The M.A. Thesis is the premier component of the M.A. program in Art History and provides a student with the opportunity to develop the skills necessary to perform in-depth research, careful argumentation, and editorial revision of his or her prose style. While the length and scope of each M.A. Thesis will depend on the individual nature of each proposed topic, the general expectation for the M.A. Thesis is that it will be an article-length research paper. This paper will be written under the guidance of three art history faculty members, one of whom will be designated as the student's first, or primary, reader/advisor. Typically the student will seek out an advisor in the appropriate field of study to serve as his or her first reader and consult with that person on the selection of second and third readers. The student should define the paper's content, scope, and length with each of his or her readers and devise a schedule for internal and external deadlines to make sure that he or she successfully completes the M.A. Thesis within the acceptable timeframe allotted to him or her for the M.A. Program.
The M.A. Thesis is normally 40-50 pages, but in some cases (if the topic warrants it) an alternative format/length will be decided upon in consultation with the student's committee chair. The student's faculty advisors are the final arbiters as to appropriate length. While the form will be dictated in part by the student's topic and guided by your faculty advisor, a good thesis should include the following:
- A clear definition of the nature and parameters of your research project.
- An assessment of relevant scholarly publications in the field and how your research project draws on and/or contributes to that work.
- A claim or critical interpretation supported by visual and textual evidence and presented in a well-structured argument.
- An original conclusion stating your findings, the main evidence for them, and their significance.
- All citations must be documented with notes and bibliography. All citations should conform to the conventions outlined in either the Chicago Manual of Style or the M.L.A. Handbook.
- Your M.A. Thesis should include illustrations of the works of art most relevant to your project. Some projects will demand more illustration than others. Scans or photocopies are acceptable. Each image must have a figure number (e.g. Fig.1) and a brief caption identifying the title of the work, artist/maker, and date (where known), and the source of the image (e.g. the publication from which you copied it). Include references to figure numbers in your text, as appropriate.
Make sure that you comply with the College of Arts and Sciences deadlines in proposing and completing your thesis. For example, your thesis topic must be approved by your committee and submitted to the Graduate College prior to completing your MA comprehensive examinations, which must be passed successfully prior to writing your thesis.
For more information on the Graduate College's requirements and guidelines, please see the Thesis and Dissertation Handbook.
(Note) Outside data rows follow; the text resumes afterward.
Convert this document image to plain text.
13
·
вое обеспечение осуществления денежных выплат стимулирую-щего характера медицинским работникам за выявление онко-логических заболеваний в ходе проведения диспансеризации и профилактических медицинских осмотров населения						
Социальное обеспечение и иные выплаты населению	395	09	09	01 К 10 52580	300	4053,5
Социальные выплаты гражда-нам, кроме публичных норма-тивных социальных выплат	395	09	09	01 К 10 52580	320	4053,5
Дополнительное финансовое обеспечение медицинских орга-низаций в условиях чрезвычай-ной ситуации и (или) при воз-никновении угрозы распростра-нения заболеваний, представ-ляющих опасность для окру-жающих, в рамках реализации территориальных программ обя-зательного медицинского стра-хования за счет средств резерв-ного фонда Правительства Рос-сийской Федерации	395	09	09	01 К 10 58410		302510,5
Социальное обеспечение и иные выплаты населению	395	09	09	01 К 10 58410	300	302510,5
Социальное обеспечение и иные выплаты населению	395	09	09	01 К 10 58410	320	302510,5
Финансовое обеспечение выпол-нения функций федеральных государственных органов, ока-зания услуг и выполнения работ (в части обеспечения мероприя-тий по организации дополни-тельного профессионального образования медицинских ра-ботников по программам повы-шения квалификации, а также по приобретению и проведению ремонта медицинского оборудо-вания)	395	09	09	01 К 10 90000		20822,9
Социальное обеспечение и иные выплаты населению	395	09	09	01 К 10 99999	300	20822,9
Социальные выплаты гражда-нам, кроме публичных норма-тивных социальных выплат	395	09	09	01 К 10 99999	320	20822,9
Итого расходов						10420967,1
For more information on the MA Thesis, see the Expectations for the Master of Arts Thesis: Division of Art History (.doc).
M.A. Comprehensive Qualifying Exam: Art History
Prospective M.A. candidates will take a comprehensive qualifying exam after they have successfully completed their required art history coursework (currently 30 hours). Generally, students should pass this exam before they receive approval of their M.A. thesis topic, but all students must share their current thesis topic idea with their advisor prior to scheduling this exam.
Scheduling of the comprehensive qualifying exam by the candidate and advisor should be done one semester in advance in order to provide sufficient preparation time for the student and faculty. Typically the exam will occur near the beginning of the student's third semester, but it may be offered at other times including during the summer. All candidates taking the exam in any one semester should take it at the same time. The exam will be administered over a two-day period with the first two parts, slide identification and essay, given on the afternoon of the first day, and the last two parts, consisting of two essays, given on the afternoon of the second day. The focus of the essays will move from broad to more specific through the two days. Half-hour breaks will be allotted between all sections of the exam.